Santa Anita Keeps Parties on Track

December 30, 1990|MARY LOU LOPER

The day after Christmas, Santa Anita was keeping the spirit bright in the Directors Room high above the race track in Arcadia. Chairman of the Board Robert P. Strub and his wife, Betty, of San Marino hosted their traditional opening-day luncheon.

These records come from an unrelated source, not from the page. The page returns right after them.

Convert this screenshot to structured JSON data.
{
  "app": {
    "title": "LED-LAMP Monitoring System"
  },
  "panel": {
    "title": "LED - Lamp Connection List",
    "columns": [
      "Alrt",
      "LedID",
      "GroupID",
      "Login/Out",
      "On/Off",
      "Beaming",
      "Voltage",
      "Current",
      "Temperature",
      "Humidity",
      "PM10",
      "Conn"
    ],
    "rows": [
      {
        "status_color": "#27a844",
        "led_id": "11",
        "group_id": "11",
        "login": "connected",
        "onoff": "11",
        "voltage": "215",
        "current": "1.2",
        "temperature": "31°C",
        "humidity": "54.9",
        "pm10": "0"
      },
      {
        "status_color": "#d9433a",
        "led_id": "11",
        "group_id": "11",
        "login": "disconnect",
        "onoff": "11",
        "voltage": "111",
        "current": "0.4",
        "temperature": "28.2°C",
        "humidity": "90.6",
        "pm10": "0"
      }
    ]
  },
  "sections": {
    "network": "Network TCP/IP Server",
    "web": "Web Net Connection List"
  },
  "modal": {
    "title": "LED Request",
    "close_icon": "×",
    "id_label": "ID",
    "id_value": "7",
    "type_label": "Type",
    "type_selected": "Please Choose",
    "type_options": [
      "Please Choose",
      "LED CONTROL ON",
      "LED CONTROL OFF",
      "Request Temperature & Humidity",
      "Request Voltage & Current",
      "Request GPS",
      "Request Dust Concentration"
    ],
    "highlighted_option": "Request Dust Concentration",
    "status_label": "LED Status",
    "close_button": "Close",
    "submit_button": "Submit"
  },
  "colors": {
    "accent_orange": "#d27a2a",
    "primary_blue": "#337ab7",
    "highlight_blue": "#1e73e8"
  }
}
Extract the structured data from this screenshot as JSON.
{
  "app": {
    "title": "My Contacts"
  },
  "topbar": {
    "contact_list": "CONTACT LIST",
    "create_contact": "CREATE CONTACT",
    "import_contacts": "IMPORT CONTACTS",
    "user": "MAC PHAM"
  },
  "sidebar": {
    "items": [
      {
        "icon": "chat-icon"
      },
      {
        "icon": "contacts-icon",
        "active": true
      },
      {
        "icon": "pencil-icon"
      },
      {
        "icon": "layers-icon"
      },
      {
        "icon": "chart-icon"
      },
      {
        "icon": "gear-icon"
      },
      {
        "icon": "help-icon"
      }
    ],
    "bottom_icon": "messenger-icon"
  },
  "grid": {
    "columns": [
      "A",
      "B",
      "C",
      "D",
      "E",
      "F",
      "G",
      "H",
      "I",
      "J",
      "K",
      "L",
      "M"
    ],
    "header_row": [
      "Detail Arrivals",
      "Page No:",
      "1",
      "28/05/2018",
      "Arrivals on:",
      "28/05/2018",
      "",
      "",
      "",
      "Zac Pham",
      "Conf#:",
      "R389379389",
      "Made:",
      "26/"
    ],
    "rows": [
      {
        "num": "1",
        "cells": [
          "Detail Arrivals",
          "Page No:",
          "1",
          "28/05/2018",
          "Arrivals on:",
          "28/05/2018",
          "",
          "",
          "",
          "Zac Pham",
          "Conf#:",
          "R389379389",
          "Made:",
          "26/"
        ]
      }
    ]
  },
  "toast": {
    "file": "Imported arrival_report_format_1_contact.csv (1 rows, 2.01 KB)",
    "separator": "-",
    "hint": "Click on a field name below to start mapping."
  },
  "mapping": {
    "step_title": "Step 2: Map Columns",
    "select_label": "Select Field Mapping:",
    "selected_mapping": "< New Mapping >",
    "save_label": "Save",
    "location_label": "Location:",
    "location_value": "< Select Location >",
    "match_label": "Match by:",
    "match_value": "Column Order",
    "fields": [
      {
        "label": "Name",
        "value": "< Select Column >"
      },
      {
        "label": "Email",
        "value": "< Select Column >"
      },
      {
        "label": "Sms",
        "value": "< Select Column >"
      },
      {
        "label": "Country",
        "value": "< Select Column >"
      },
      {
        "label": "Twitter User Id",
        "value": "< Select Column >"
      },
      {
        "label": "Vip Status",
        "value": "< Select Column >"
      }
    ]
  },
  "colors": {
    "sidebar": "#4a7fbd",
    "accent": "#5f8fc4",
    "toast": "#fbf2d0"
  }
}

Chatting over Christmas gifts and the expected January slump in parties were Santa Anita President Clifford and Karen Goodrich, Mary and Arthur Crowe and Violetta and Bill Dougherty. Santa Anita's director of racing emeritus, Frank Kilroe, got cheery hellos, along with Dorothy and Ray Rogers, Martha Chandler and William Croxton, Jacqueline and Peter Dailey, Connie and John Gavin, Marion and Earle Jorgensen, Fielder and Lotsie Webster and Philip and Mary Hawley. Mary Frances and Bob Morgan and Candi and Taylor Grant came from Newport Beach, Walter and Sheila Hoffman from Ventura and John and Norma Bowles from Los Olivos.

At the rail watching Moon Madness win the first race were Felix and Barbara McGinnis, Anne Brophy and Carl McGinnis. Lynn and Clement Hirsch were excited about entering their Magical Mile in the Malibu Stakes race.

Among prominent horse owners in the Turf Club were Clarence and Dorothy Scarborough of Midland, Tex. Biggest social days this season are the Charles H. Strub Stakes, Feb. 10; the Santa Anita Handicap, March 9, and the Santa Anita Derby April 6.

OPINIONS: Everywhere this holiday season, people compared invites. The consensus: fewer black-tie events (Barbara and Marvin Davis and Henry and Caroline Singleton canceled their traditional Christmas parties) and more teas.

There was an onslaught of cocktail open houses with mirth abounding, but the serious question everyone asked was, "Do you think there'll be a war?" Worry took the edge off fun.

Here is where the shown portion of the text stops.